Struggling with cyclical dependancies in unit tests

I’m trying to practice TDD, by using it to develop a simple like Bit Vector. I happen to be using Swift, but this is a language-agnostic question.

My BitVector is a struct that stores a single UInt64, and presents an API over it that lets you treat it like a collection. The details don’t matter much, but it’s pretty simple. The high 57 bits are storage bits, and the lower 6 bits are “count” bits, which tells you how many of the storage bits actually store a contained value.

So far, I have a handful of very simple capabilities:

  1. An initializer that constructs empty bit vectors
  2. A count property of type Int
  3. An isEmpty property of type Bool
  4. An equality operator (==).
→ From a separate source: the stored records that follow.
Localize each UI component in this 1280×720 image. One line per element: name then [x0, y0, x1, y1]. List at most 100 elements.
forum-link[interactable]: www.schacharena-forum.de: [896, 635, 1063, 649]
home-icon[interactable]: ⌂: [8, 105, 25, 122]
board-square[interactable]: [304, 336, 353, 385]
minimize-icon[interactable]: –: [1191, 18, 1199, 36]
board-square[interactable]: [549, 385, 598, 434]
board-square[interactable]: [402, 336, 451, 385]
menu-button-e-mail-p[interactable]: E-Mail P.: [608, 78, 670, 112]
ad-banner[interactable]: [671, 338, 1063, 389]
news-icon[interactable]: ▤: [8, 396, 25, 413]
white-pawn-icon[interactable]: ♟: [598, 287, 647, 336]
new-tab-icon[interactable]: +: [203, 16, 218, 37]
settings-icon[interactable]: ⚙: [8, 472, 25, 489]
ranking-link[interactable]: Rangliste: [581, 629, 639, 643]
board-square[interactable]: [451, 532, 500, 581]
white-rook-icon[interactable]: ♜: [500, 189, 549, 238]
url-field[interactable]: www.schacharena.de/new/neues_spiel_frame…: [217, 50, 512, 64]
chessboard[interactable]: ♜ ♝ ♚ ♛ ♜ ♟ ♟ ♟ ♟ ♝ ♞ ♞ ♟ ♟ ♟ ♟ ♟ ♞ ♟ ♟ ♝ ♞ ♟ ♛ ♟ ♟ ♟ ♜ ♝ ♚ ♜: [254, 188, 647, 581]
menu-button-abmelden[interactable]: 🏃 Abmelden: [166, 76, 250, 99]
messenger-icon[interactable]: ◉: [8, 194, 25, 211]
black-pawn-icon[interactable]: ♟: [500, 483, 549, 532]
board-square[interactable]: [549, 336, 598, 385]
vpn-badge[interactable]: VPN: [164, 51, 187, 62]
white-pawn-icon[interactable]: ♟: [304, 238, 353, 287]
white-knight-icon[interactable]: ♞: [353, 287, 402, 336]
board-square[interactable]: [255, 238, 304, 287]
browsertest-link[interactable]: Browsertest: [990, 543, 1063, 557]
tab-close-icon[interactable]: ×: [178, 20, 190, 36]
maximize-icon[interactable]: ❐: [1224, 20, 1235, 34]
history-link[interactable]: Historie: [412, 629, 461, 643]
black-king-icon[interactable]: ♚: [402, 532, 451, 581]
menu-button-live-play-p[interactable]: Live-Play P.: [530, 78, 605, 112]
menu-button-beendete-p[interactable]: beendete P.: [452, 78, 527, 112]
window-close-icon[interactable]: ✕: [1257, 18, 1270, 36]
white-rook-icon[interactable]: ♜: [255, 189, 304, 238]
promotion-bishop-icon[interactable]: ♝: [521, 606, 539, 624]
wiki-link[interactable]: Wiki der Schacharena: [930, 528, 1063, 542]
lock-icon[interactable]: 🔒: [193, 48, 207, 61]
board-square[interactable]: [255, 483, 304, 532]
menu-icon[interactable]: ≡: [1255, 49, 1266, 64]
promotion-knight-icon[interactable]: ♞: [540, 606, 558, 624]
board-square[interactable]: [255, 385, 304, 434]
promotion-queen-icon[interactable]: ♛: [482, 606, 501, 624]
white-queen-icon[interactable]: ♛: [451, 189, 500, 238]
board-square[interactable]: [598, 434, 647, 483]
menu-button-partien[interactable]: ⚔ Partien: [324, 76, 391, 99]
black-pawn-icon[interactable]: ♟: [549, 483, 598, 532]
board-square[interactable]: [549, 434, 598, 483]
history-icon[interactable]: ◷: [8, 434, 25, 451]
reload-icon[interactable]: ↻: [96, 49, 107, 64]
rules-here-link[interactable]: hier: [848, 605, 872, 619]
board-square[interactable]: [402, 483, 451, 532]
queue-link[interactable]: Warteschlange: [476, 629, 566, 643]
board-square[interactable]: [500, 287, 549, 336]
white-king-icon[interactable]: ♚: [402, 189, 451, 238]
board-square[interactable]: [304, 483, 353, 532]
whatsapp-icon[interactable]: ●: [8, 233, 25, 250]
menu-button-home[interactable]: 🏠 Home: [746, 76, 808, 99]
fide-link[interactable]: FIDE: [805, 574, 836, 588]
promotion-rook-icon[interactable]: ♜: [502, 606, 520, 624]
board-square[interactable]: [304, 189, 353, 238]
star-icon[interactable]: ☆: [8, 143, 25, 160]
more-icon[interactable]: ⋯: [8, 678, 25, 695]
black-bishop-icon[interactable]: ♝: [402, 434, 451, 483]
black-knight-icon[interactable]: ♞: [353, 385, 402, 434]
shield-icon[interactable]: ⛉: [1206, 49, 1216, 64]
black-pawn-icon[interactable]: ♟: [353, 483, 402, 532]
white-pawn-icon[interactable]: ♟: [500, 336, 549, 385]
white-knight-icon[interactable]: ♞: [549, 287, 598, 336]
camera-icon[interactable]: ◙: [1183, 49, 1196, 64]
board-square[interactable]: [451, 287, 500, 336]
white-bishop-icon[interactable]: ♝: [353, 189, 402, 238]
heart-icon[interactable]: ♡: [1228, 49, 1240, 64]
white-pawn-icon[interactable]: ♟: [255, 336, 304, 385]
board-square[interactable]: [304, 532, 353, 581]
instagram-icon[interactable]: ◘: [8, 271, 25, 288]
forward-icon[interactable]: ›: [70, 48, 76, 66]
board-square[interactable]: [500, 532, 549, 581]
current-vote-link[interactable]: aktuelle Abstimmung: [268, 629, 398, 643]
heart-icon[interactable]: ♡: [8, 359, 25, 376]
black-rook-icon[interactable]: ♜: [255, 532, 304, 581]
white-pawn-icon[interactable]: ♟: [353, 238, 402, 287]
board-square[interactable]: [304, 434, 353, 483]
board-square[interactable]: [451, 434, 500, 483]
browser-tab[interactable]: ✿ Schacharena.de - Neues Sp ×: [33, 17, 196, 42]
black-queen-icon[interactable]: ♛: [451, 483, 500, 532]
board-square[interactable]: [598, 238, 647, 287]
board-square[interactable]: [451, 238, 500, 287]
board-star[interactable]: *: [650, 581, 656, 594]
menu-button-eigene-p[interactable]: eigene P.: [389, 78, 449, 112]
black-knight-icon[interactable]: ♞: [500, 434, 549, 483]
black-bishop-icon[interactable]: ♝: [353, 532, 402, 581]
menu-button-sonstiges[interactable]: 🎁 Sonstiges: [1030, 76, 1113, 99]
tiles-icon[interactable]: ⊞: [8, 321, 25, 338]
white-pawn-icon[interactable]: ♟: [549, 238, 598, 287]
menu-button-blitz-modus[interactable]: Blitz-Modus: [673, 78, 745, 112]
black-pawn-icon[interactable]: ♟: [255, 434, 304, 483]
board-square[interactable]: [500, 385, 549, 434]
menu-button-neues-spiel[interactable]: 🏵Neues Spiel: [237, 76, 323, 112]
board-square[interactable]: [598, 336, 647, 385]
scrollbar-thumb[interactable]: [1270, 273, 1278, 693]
NB: this is a value-equality operator akin to Object.equals() in Java, not a reference equality operator like == in Java.

I’m running into a bunch of cyclical dependancies:

  1. The unit test that tests my initializer need to verify that the newly constructed BitVector. It can do so in one of 3 ways:

    1. Check bv.count == 0
    2. Check bv.isEmpty == false
    3. Check that bv == knownEmptyBitVector

    Method 1 relies on count, method 2 relies on isEmpty (which itself relies on count, so there’s no point using it), method 3 relies on ==. In any case, I can’t test my initializer in isolation.

  2. The test for count needs to operate on something, which inevitably tests my initializer(s)

  3. The implementation of isEmpty relies on count

  4. The implementation of == relies on count.

I was able to partly solve this problem by introducing a private API that constructs a BitVector from an existing bit pattern (as a UInt64). This allowed me to initialize values without testing any other initializers, so that I could “boot strap” my way up.

For my unit tests to truly be unit tests, I find myself doing a bunch of hacks, which complicate my prod and test code substantially.

How exactly do you get around these sorts of issues?